И исчез, оставляя девушку с глазу на глаз с чужим для нее мужчиной.
Султан полулежал теперь на широченном, высоком ложе, на трех тюфяках, положенных один на другой, два нижних набиты ватой, верхний - пухом, лежал на простынях из тонкого полотна, с множеством подушек, подложенных под бока, под плечи и под голову, все в зеленых тонах - цвет Османов.
Султан, "опираясь на зеленые подушки и прекрасные ковры", смотрел на обнаженную Настасю (ибо что та кисея!) так неотрывно, что она замечала только его взгляд и поначалу даже не поняла, что на нем нет его ужасающего тюрбана.
- Подойди! - велел он.
Голос у него был приглушенный, говорил он нехотя. Лишь теперь она заметила, что на султане нет тюрбана. Голова у него была продолговатая, как дыня. Настася чуть не засмеялась.
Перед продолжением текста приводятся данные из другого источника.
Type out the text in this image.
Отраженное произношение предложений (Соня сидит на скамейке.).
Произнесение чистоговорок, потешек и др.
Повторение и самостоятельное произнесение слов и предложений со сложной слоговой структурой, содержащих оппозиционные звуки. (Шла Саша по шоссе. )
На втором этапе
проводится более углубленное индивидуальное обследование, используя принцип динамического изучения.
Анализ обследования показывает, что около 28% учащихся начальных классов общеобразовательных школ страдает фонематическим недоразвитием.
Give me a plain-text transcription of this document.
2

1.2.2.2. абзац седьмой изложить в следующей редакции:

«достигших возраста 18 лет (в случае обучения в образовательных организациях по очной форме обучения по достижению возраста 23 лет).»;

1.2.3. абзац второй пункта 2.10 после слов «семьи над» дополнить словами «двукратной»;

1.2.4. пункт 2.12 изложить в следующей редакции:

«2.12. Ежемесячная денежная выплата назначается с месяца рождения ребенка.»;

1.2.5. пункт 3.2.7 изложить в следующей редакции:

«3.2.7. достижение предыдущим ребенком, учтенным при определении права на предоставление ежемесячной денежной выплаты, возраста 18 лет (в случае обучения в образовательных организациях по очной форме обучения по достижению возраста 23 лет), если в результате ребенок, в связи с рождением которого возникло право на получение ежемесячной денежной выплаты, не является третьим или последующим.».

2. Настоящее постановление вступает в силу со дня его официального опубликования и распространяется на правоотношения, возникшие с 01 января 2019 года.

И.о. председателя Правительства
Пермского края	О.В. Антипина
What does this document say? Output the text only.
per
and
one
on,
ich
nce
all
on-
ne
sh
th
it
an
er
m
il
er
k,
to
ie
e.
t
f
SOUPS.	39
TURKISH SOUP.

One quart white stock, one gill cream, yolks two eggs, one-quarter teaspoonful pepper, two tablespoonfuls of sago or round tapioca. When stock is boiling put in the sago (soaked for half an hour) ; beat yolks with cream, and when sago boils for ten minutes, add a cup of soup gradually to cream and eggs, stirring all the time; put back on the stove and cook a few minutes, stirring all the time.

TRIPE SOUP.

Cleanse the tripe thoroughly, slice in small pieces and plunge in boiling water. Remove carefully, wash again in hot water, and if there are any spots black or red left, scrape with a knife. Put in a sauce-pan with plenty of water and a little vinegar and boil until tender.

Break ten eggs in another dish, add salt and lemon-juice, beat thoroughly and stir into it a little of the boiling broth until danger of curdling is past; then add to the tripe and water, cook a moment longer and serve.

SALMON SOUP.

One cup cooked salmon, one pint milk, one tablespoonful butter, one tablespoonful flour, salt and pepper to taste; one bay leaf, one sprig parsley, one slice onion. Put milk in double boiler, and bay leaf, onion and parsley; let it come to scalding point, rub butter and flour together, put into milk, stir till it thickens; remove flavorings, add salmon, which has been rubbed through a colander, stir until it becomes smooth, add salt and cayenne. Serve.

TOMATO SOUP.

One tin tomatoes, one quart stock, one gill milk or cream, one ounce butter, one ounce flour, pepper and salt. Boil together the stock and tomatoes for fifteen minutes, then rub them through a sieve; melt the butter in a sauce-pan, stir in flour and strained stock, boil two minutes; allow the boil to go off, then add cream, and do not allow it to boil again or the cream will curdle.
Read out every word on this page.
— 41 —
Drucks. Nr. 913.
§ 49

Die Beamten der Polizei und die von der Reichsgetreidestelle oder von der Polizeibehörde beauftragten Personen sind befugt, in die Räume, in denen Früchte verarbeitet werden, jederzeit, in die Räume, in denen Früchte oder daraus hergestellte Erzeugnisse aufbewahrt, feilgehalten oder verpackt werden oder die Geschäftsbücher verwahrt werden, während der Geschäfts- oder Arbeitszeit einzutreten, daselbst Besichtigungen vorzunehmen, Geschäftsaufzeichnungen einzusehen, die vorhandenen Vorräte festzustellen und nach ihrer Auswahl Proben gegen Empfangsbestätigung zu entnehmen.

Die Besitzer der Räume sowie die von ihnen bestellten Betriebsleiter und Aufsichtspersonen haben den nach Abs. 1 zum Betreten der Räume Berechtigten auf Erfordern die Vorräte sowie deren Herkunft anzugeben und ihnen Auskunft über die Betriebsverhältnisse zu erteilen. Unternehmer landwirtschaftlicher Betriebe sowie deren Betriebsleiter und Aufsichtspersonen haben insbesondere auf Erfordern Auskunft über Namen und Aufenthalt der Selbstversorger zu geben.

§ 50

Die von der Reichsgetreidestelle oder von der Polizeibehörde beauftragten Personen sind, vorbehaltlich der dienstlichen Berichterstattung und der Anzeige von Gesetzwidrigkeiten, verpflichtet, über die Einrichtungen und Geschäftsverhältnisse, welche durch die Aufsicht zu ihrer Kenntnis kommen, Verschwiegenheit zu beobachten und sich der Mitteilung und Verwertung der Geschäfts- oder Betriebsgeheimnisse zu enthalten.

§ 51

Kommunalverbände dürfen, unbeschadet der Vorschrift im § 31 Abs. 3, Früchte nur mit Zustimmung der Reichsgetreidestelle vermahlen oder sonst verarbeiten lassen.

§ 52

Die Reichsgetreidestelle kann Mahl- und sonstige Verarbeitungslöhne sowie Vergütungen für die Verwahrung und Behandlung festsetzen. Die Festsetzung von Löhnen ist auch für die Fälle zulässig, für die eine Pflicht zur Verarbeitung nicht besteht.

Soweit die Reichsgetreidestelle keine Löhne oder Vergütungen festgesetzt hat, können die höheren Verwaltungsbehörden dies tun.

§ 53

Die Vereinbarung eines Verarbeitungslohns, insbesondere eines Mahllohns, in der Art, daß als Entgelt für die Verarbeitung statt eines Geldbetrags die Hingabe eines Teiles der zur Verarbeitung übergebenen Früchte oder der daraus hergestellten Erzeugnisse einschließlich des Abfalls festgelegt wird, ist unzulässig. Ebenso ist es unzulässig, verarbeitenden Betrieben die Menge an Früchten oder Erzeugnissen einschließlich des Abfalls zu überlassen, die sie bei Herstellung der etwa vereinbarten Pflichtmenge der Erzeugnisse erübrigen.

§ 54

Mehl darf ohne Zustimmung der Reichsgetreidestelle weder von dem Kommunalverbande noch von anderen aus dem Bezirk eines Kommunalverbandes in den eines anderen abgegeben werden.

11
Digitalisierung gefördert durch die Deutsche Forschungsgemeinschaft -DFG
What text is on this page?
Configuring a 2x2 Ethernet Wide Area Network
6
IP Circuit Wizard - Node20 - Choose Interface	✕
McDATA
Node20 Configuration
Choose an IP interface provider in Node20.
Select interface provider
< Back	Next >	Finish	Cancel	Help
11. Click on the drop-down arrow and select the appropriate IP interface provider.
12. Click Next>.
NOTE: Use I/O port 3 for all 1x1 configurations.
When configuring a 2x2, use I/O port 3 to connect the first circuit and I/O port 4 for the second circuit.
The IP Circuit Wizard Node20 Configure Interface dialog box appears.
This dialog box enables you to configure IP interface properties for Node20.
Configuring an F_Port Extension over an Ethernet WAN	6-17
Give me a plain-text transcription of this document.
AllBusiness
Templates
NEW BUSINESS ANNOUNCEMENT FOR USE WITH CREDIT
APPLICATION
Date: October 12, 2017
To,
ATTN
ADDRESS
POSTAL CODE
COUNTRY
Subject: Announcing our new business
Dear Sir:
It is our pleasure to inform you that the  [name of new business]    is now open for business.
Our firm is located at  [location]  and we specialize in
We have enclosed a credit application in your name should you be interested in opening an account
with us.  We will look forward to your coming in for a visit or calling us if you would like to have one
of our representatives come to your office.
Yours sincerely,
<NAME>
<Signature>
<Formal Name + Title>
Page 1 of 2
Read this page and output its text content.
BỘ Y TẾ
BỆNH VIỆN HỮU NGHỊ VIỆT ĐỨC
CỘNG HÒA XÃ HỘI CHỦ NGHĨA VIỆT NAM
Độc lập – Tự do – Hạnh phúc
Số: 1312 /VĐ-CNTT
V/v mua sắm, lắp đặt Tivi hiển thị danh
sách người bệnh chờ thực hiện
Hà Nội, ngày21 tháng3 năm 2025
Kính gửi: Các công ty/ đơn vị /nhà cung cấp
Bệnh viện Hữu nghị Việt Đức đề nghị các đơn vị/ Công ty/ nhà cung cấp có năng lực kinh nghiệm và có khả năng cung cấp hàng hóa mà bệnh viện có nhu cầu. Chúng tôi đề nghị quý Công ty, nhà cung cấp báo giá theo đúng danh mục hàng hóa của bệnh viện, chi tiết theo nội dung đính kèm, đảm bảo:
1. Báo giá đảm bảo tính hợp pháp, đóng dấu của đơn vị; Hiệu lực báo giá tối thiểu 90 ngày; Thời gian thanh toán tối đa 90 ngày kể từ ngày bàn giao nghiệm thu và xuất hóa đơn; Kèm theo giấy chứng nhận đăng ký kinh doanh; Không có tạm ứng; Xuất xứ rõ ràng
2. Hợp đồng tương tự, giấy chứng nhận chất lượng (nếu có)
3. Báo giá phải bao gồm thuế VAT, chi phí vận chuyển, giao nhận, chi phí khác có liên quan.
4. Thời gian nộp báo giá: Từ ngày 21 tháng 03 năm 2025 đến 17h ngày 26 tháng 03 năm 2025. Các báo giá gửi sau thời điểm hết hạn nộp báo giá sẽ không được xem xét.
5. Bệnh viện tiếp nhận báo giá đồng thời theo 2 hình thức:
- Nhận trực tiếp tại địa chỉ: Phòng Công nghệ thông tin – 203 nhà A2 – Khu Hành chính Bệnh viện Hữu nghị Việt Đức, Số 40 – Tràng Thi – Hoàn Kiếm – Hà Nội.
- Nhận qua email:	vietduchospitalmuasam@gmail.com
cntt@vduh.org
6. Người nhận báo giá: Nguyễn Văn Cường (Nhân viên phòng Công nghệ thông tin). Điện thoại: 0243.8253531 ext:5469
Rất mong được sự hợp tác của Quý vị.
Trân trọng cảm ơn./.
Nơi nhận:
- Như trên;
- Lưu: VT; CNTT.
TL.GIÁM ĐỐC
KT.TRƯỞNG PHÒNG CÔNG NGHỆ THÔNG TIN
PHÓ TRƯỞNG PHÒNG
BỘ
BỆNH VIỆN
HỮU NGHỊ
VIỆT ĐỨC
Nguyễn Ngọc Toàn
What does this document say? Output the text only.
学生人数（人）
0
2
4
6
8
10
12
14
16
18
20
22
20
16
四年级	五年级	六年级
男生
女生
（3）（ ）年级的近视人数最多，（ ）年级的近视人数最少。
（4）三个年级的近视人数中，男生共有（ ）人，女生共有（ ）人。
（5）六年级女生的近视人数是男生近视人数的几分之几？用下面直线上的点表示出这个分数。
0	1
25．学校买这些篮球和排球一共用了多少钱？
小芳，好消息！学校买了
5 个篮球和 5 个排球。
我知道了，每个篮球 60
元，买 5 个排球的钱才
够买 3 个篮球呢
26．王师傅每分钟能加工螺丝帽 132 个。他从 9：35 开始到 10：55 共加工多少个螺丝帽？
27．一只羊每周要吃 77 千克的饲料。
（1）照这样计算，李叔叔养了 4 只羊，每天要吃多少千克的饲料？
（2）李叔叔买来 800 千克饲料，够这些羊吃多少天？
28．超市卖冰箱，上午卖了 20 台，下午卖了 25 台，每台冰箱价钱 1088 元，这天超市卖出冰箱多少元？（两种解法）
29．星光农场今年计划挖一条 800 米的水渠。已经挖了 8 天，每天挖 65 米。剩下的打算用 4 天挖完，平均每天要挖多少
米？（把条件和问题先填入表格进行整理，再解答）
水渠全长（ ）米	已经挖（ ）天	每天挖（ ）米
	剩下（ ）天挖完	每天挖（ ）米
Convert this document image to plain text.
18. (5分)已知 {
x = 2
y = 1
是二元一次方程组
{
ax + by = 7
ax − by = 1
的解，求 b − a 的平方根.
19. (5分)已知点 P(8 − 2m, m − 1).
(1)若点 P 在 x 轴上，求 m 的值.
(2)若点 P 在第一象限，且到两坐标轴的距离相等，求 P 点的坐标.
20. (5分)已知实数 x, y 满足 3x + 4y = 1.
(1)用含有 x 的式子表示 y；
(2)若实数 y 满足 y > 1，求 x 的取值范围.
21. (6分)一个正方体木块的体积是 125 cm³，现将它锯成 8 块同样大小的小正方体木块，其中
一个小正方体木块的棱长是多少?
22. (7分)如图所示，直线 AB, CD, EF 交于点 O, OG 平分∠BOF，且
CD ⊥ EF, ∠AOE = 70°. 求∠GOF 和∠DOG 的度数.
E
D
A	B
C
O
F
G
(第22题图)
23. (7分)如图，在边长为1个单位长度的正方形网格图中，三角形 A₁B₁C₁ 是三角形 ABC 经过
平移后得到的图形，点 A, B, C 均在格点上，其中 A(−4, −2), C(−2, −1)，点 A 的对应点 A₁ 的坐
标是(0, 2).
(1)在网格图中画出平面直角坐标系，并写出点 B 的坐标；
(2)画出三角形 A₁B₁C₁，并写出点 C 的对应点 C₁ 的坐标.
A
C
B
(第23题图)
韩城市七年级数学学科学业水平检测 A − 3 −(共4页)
Но было так холодно, что она не в состоянии была даже сделать гримасу, лишь дрожала всем телом.
- Подойди! - снова сказал султан. - Чего же ты?
- Мне холодно, - цокая зубами, ответила она.
Он молча перегнулся на ту сторону ложа, протянул вниз свои длинные руки, поднял чашу, подал Настасе:
- Иди выпей и согрейся!
И она пошла. Сама не знала, почему послушалась его голоса. Ковру не было конца. Тускло горели спрятанные где-то в углах ложницы светильники, рассеивая красноватый свет, она брела в том свете, как в собственной крови, ступала нетвердо, всю ее шатало, и дрожь била все сильнее и сильнее. Наткнулась на мраморный фонтан посреди ложницы. Даже не заметила его, когда вошла. Не знала теперь, как обойти.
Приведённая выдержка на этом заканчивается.